The flitting crimson came and went upon the invalid's thin cheek, and tears glittered in her eyes, but she controlled herself. "Thanks; but expend your care first upon yourself, Flora. I know how your every fibre is longing to throw that smoky thing out of the window, for it discolours your white teeth like meerschaum, and sends a perpetual shiver of disgust through you, and yet you persist in the heroic self-subjugation. From a mania for the emancipation of woman?
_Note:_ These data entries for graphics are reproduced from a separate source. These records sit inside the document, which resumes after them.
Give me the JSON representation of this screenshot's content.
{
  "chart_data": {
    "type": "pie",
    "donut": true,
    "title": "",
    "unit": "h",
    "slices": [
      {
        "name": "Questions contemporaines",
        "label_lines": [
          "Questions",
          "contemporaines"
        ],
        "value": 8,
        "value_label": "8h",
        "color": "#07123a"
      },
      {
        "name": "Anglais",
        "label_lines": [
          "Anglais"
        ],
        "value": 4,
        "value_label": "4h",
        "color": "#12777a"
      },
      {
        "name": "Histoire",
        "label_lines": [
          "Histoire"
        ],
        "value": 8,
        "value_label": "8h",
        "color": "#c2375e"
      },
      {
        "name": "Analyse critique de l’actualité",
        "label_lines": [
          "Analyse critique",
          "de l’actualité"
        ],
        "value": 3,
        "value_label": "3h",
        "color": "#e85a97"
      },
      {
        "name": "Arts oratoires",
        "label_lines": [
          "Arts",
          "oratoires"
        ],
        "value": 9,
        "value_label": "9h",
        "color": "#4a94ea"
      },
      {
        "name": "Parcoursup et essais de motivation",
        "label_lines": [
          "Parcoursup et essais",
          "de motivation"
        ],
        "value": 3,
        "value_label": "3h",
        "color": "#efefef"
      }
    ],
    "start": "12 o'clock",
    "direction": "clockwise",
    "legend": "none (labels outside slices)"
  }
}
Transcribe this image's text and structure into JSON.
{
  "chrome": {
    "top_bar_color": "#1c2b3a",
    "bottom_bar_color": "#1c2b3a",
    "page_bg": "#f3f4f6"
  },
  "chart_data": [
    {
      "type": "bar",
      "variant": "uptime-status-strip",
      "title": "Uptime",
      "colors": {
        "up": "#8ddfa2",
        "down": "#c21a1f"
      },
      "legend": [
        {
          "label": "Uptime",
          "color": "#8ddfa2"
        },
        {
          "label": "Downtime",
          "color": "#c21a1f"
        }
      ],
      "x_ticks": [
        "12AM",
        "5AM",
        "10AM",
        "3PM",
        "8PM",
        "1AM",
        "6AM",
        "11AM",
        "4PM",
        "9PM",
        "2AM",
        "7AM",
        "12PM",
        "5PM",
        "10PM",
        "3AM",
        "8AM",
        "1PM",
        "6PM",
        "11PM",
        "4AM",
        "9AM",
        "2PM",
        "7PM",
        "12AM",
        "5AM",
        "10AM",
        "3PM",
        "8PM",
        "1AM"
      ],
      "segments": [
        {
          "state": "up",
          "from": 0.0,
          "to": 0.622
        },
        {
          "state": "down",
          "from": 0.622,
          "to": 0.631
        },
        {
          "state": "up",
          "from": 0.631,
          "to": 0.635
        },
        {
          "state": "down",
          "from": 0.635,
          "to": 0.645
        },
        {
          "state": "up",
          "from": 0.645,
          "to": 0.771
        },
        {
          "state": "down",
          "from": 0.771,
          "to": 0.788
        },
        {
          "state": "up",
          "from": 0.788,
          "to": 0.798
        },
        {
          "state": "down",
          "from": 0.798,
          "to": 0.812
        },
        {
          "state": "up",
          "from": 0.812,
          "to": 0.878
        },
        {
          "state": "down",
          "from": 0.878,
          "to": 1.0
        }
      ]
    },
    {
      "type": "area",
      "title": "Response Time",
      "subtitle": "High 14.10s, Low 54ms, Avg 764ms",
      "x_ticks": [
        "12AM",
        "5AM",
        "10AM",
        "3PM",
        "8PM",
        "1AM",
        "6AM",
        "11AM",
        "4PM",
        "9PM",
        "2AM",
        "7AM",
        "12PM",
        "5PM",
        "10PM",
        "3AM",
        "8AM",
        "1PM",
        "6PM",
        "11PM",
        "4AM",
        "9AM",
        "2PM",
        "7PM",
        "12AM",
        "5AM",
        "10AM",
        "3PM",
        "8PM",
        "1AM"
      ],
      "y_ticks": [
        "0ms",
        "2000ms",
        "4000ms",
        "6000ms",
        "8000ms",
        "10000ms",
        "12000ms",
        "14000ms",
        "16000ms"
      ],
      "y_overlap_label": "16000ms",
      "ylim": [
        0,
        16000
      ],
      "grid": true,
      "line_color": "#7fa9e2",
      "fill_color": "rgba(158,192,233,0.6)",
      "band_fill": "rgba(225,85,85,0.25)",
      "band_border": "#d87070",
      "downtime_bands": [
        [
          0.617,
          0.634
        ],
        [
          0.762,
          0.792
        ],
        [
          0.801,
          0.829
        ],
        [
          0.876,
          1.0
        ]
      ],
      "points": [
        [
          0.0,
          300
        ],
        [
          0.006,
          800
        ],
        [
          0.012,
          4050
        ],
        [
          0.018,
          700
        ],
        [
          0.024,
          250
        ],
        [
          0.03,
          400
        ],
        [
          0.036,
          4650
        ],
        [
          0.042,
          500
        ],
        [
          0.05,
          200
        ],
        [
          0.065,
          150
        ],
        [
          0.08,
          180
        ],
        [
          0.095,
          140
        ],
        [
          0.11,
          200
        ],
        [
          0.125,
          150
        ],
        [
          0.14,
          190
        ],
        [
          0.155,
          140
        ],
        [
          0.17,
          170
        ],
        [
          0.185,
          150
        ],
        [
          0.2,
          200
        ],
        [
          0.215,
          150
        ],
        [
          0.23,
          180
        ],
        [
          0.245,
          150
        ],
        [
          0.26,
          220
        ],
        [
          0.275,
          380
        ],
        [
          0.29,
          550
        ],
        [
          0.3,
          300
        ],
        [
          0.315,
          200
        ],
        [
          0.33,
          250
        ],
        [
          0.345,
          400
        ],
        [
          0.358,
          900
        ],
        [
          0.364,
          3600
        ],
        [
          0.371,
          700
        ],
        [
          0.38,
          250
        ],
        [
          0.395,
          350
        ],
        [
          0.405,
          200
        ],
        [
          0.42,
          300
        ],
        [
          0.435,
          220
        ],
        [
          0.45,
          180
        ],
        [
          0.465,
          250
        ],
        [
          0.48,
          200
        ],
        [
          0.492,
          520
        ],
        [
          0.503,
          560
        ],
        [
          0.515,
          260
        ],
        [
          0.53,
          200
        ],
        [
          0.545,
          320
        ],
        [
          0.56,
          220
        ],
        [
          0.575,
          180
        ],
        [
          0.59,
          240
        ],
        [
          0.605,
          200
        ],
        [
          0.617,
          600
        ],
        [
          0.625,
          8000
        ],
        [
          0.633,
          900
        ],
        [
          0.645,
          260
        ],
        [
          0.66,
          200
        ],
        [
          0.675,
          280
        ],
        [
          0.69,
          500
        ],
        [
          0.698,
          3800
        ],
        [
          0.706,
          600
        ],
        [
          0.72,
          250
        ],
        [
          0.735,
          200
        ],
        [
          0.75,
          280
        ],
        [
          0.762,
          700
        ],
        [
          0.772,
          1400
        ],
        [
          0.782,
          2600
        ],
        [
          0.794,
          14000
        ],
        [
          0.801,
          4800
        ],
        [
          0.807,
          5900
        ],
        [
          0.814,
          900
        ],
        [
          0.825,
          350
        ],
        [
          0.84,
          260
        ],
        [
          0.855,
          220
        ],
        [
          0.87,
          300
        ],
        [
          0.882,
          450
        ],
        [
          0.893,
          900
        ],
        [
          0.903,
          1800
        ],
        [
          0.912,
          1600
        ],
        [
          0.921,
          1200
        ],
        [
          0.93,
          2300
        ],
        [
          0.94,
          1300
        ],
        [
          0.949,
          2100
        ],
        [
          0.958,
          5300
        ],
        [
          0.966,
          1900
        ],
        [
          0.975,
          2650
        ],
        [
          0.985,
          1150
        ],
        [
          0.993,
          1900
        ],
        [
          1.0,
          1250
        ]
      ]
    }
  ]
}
Pshaw! you have far too much taste, Flora, to have recourse to such distinctive signs of a blue-stocking, and you certainly would not sacrifice beauty to a rage for public glorification and applause——"

"See what a lofty opinion the dear creature entertains of me," Flora said to the councillor, shaking her head, and laughing ironically.

"You are practising smoking, and will probably continue to do so for three or four weeks longer," Henriette continued, undeterred, but with evident irritation, "because there are people who detest like the breath of the plague the odour of tobacco from a woman's mouth. You are trying to offend; this is your latest attempt to——"

Flora raised herself from her reclining posture. "And if it is, Fräulein Henriette?" she asked, with an air of lofty disdain. "Is it not my affair, solely, whether I choose to attract or repel?"

"Not at all. Your only duty in this case is to please," Henriette declared, with vehemence.

"Nonsense! There is no marriage ring here yet." And she pointed to the third finger of her left hand. "Thank God, no! And you of all others should be the last to lay a lance in rest in this cause. You are ill, poor child, and more than ever dependent upon your physician; but he prefers to take a pleasure-trip, and to remain weeks away perhaps, assigning no reason for his absence."